Greener dates the first use of cannon by the English to the battle of Werewater in 1327 and the invention of portable fire-arms by Italians in 1430.

A reference to the Epistle of the Secret Arts of Friar Bacon is found on p.18

“Our manufacture of inferior gunnery has certainly reached a depth of infamy which never any manufacture in the world reached…”

“Mr Whitehouse, of Wednesbury…has succeeded in obtaining a figure, or as late writers have termed it, “Watering or Jowher”, attests the attention and assiduity he must have devoted to the subject, for the variety is great and handsome…
A many conjectures have been advanced, and an endless discussion created, to account for the Watering or Jowher in oriental sword blades, and genuine Damascus barrels.
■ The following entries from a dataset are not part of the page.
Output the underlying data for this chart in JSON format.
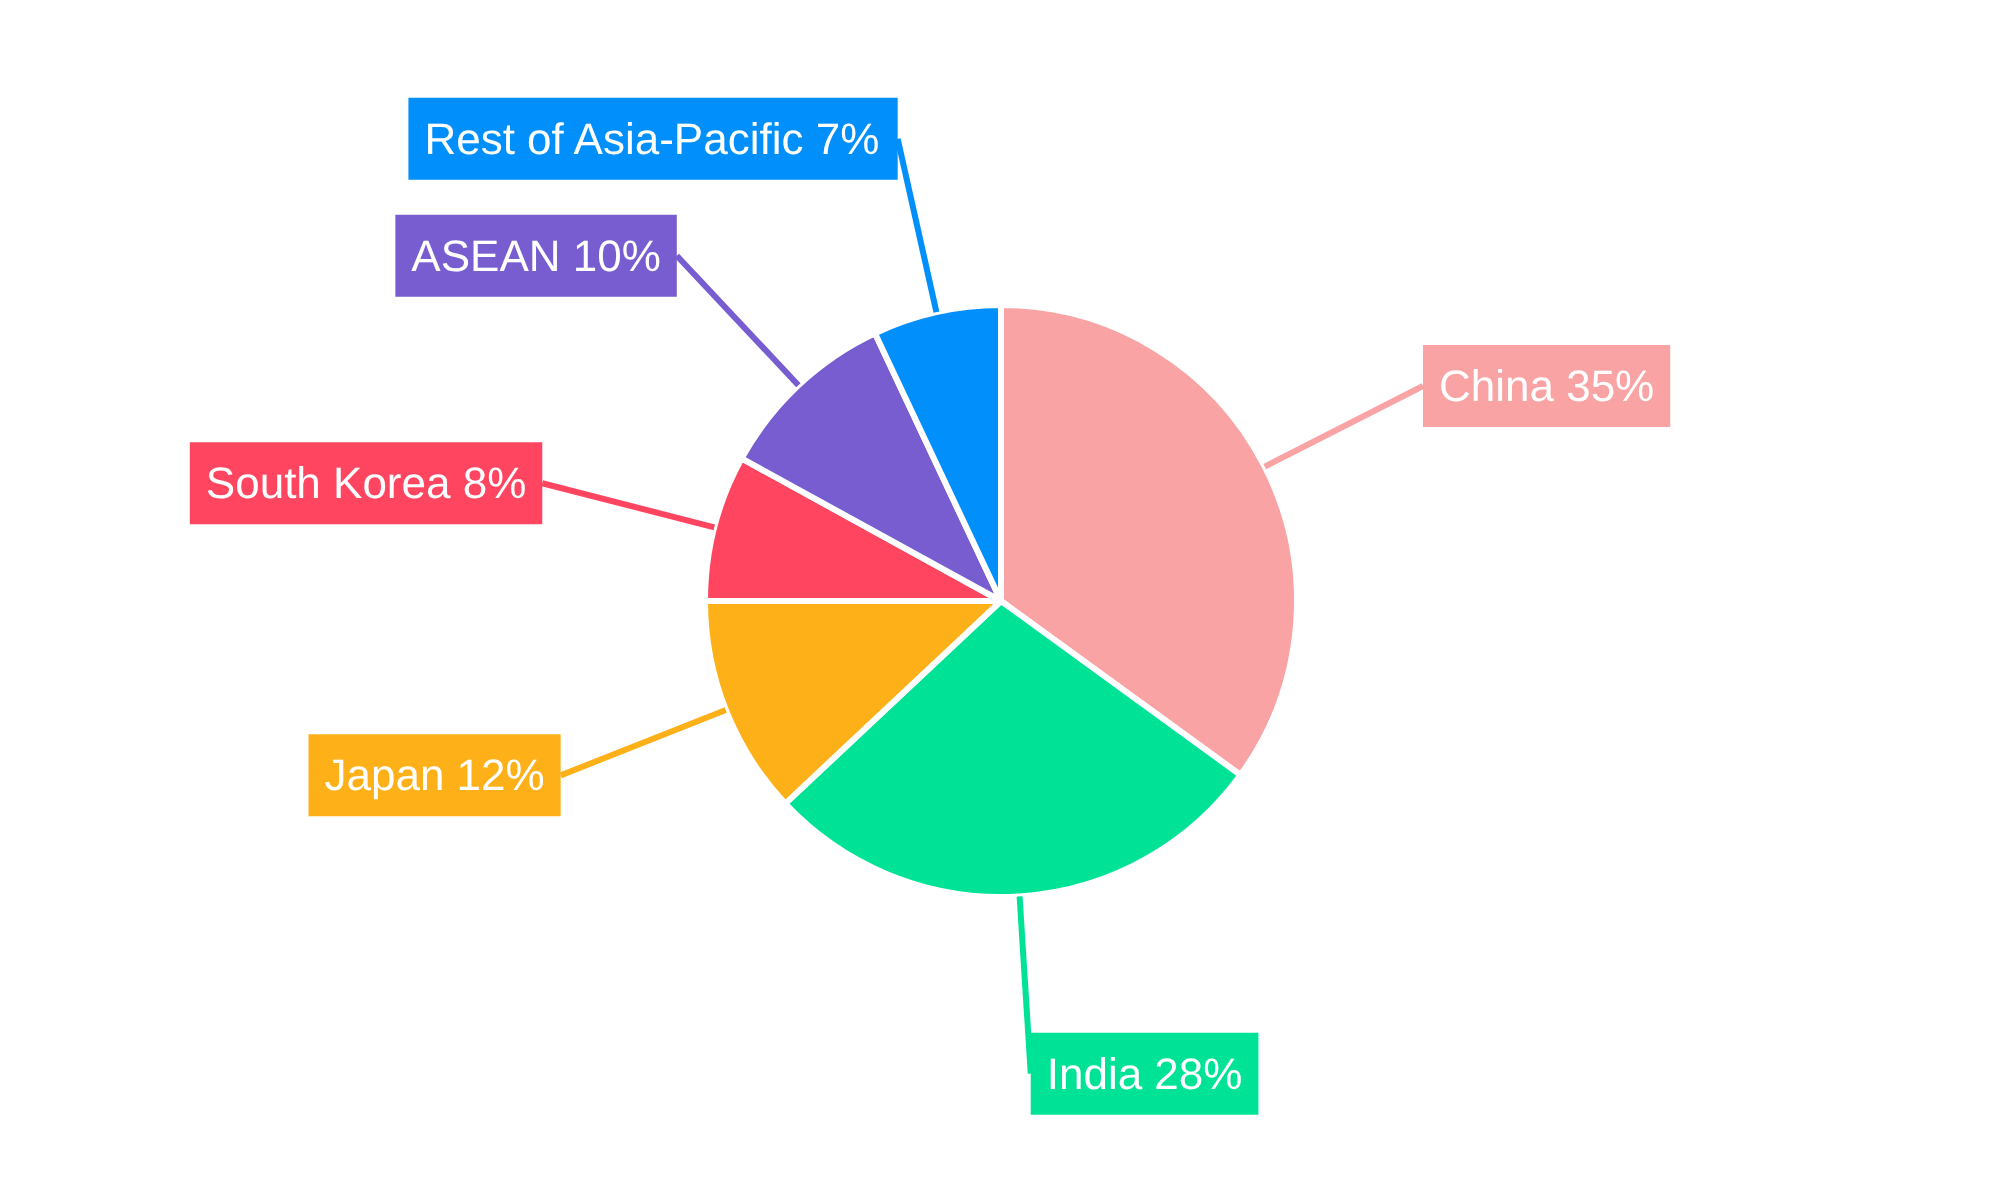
{
  "chart_data": {
    "type": "pie",
    "categories": [
      "China",
      "India",
      "Japan",
      "South Korea",
      "ASEAN",
      "Rest of Asia-Pacific"
    ],
    "values": [
      35,
      28,
      12,
      8,
      10,
      7
    ],
    "colors": [
      "#f9a3a4",
      "#00e396",
      "#feb019",
      "#ff4560",
      "#775dd0",
      "#008ffb"
    ],
    "value_labels": [
      "35%",
      "28%",
      "12%",
      "8%",
      "10%",
      "7%"
    ],
    "legend": false
  }
}
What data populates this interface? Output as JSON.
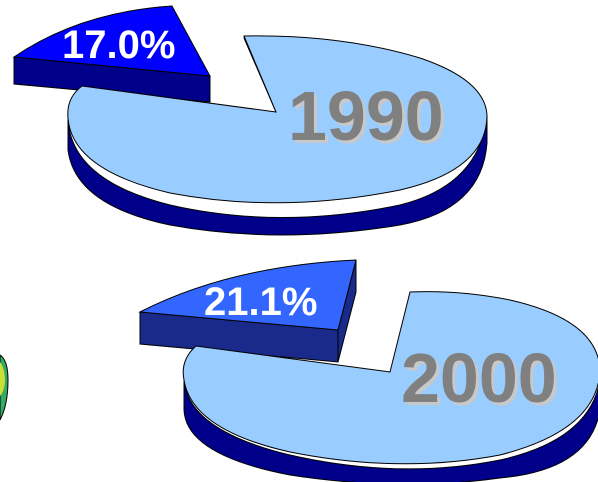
{
  "chart_data": [
    {
      "type": "pie",
      "title": "1990",
      "slices": [
        {
          "label": "17.0%",
          "value": 17.0,
          "exploded": true,
          "color": "#0000ff"
        },
        {
          "label": "",
          "value": 83.0,
          "exploded": false,
          "color": "#99ccff"
        }
      ]
    },
    {
      "type": "pie",
      "title": "2000",
      "slices": [
        {
          "label": "21.1%",
          "value": 21.1,
          "exploded": true,
          "color": "#3366ff"
        },
        {
          "label": "",
          "value": 78.9,
          "exploded": false,
          "color": "#99ccff"
        }
      ]
    }
  ],
  "colors": {
    "side_dark": "#00008b",
    "cut_face": "#8b6a4a",
    "year_text": "#808080"
  }
}
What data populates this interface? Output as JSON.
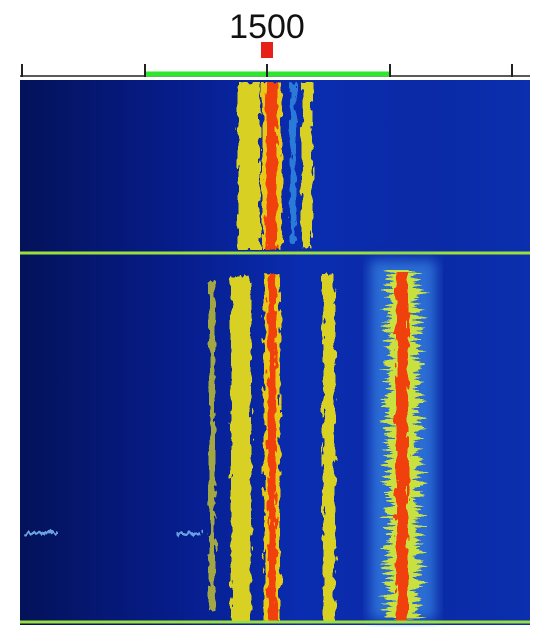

Anything approaching the truth is seldom met with…”
“The most endless variety possible may be attained; a figure with the carbonized material, showing only the ends or edges of various lamina, or portions of the face of that lamina, may with equal facility be obtained…
It would be a never-ending task…to endeavour to describe a tithe of the varieties that might be made, and have been. The French and Belgians are very expert at this sort of ornamental work.
I have clearly shown, that whatever other qualities Damascus possesses, strength is not one of its properties.”



Last edited by revdocdrew; 10/15/07 09:09 PM.